Integrative Data Project
Overview
The integrative data project is a cumulative demonstration of all Quarter 1 learning objectives in a single coherent workflow. In addition to demonstrating each of the 12 core standards, the project should holistically show your ability to plan, execute, and document a complete data analysis from start to finish using reproducible and transparent research practices.
The final project will look like a complete data analysis report created with RStudio and maintained in a GitHub repo that includes:
- Data import
- Data wrangling/cleaning
- Basic descriptive statistics
- Simple data visualization
- Narrative markdown text explaining your choices and findings
The project will use a single dataset of your choice. You may either use data from your own research or select a publicly available dataset.
Grading
The data project is worth 20 points toward your final course grade. Points are earned as follows:
| Points | Component | Description |
|---|---|---|
| 12 | Core standards | Demonstrate all 12 core standards at least at the 4-point level within your project. Each standard demonstrated earns 1 point. |
| 2 | Reproducibility | Your code is fully reproducible, with no errors when run from start to finish in a clean R environment. |
| 2 | Documentation | Your code is clearly commented, and your Quarto document includes narrative text that explains your coding choices and data presentation. |
| 2 | Cohesion | Your data wrangling, statistics, and plots are clearly connected with narrative text and tell a coherent story about the data. |
| 2 | Presentation | Your Quarto document is well-formatted, so that the .qmd is each to work with and the knitted .pdf is professional and readable. |
“Above and beyond” demonstrations of core standards or exceptional quality may receive bonus points at the grader’s discretion, but the project cannot contribute more than 20 points to the final grade. In other words, outstanding use of one standard might earn you a point that compensates for weaker presentation or documentation, but not a point of extra credit.
Submission
You may submit the data project up to 3 times throughout the quarter. With each draft, you will also include a self-assessment, indicating which standards you believe you have demonstrated and how well you have met each of the grading components above. After scoring your work, your grader will provide feedback as a response to your self-assessment to help you improve your project for future submissions.

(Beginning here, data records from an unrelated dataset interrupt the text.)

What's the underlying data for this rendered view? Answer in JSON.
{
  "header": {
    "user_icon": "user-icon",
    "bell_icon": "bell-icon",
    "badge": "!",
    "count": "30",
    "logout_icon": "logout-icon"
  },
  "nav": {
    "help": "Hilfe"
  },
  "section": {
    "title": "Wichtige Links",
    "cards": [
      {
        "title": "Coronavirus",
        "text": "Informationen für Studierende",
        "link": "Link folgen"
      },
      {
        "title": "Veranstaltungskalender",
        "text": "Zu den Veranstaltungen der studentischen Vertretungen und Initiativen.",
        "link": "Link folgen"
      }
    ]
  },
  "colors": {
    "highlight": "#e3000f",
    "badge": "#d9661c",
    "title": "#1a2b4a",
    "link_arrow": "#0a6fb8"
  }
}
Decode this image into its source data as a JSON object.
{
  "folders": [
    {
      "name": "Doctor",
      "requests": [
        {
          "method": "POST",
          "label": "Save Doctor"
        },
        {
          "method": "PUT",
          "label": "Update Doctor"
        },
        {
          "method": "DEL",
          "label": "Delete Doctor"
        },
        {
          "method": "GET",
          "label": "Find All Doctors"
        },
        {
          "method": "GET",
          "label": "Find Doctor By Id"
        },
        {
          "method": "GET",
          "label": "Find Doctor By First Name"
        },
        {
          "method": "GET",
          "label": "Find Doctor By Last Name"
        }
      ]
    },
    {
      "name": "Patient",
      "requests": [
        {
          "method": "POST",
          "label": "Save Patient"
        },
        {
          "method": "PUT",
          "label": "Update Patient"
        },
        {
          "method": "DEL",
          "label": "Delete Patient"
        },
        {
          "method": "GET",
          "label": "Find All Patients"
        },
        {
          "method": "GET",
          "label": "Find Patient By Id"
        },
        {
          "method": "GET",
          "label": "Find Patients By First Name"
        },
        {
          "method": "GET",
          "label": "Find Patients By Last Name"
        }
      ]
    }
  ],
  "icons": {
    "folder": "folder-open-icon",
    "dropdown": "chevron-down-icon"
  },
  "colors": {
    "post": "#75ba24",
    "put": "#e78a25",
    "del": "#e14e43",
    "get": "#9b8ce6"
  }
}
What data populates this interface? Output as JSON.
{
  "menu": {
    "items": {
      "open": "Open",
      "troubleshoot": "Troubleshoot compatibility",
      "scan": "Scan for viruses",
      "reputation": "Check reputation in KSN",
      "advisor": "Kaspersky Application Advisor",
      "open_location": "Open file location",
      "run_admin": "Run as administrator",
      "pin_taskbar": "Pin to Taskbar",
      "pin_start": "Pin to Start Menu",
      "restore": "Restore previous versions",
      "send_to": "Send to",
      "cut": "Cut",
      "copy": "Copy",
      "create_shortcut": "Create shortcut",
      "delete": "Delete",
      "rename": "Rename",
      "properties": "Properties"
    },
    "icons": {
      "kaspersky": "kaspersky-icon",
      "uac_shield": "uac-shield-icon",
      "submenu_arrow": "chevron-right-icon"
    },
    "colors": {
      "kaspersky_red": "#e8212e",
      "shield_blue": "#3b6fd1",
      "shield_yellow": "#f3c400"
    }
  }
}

You are allowed – and encouraged! – to submit partial drafts of your project to confirm that you are on the right track before submitting a full draft. You aren’t expected to be able to demonstrate a skill before we cover it in class, so early submissions may only demonstrate a subset of the standards. That’s fine! Submitting a draft that shows only a few objectives will let you confirm that you are in fact meeting expectations for those objectives and will give you guidance on where to go next.
Grades for resubmissions will replace previous scores. Your grade for the data project will be the score earned on your last submission before the end-of-quarter deadline.

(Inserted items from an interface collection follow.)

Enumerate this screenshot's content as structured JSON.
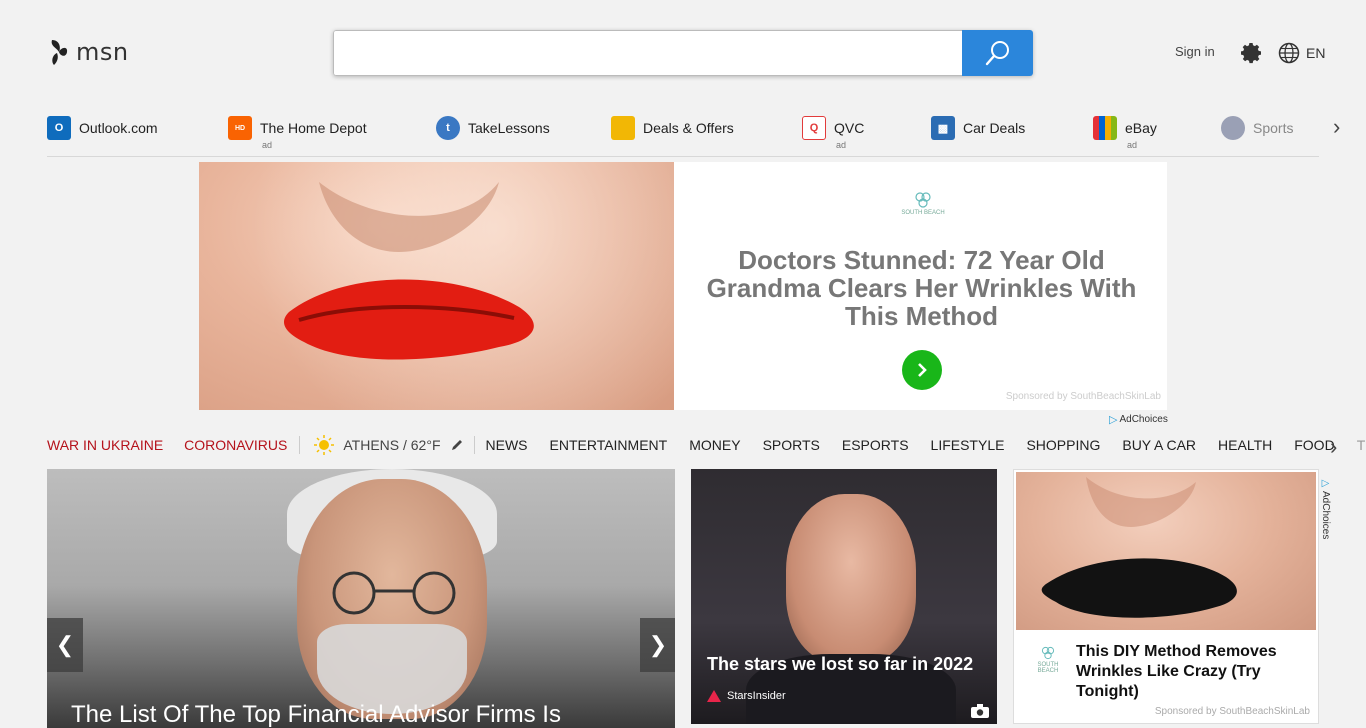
{
  "header": {
    "logo_text": "msn",
    "search": {
      "value": "",
      "placeholder": ""
    },
    "signin_label": "Sign in",
    "lang_label": "EN"
  },
  "quick_links": [
    {
      "label": "Outlook.com",
      "ad": "",
      "icon": "outlook-icon",
      "color": "#0f6cbd"
    },
    {
      "label": "The Home Depot",
      "ad": "ad",
      "icon": "home-depot-icon",
      "color": "#f96302"
    },
    {
      "label": "TakeLessons",
      "ad": "",
      "icon": "takelessons-icon",
      "color": "#3a78c3"
    },
    {
      "label": "Deals & Offers",
      "ad": "",
      "icon": "deals-tag-icon",
      "color": "#f2b705"
    },
    {
      "label": "QVC",
      "ad": "ad",
      "icon": "qvc-icon",
      "color": "#e23b3b"
    },
    {
      "label": "Car Deals",
      "ad": "",
      "icon": "car-icon",
      "color": "#2b6cb3"
    },
    {
      "label": "eBay",
      "ad": "ad",
      "icon": "ebay-bag-icon",
      "color": "#222222"
    },
    {
      "label": "Sports",
      "ad": "",
      "icon": "sports-icon",
      "color": "#9aa0b5"
    }
  ],
  "banner_ad": {
    "brand": "SOUTH BEACH",
    "headline": "Doctors Stunned: 72 Year Old Grandma Clears Her Wrinkles With This Method",
    "sponsor": "Sponsored by SouthBeachSkinLab",
    "adchoices": "AdChoices"
  },
  "nav": {
    "war": "WAR IN UKRAINE",
    "corona": "CORONAVIRUS",
    "weather": "ATHENS / 62°F",
    "items": [
      "NEWS",
      "ENTERTAINMENT",
      "MONEY",
      "SPORTS",
      "ESPORTS",
      "LIFESTYLE",
      "SHOPPING",
      "BUY A CAR",
      "HEALTH",
      "FOOD",
      "TRAVEL"
    ]
  },
  "hero": {
    "title": "The List Of The Top Financial Advisor Firms Is"
  },
  "card2": {
    "title": "The stars we lost so far in 2022",
    "source": "StarsInsider"
  },
  "ad2": {
    "brand": "SOUTH BEACH",
    "headline": "This DIY Method Removes Wrinkles Like Crazy (Try Tonight)",
    "sponsor": "Sponsored by SouthBeachSkinLab",
    "adchoices": "AdChoices"
  }
}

The Integrative Research Project is graded entirely as its own 20‑point assignment. Although you are required to demonstrate the 12 core learning objectives, your Core Standards Mastery score (out of 60) is calculated only from the standards-focused assignments and is not affected by your project score or project work.
Unless an assignment says otherwise or you receive advance permission from the professor, there should be no overlap in data or code between your core standards assignments and your integrative data project.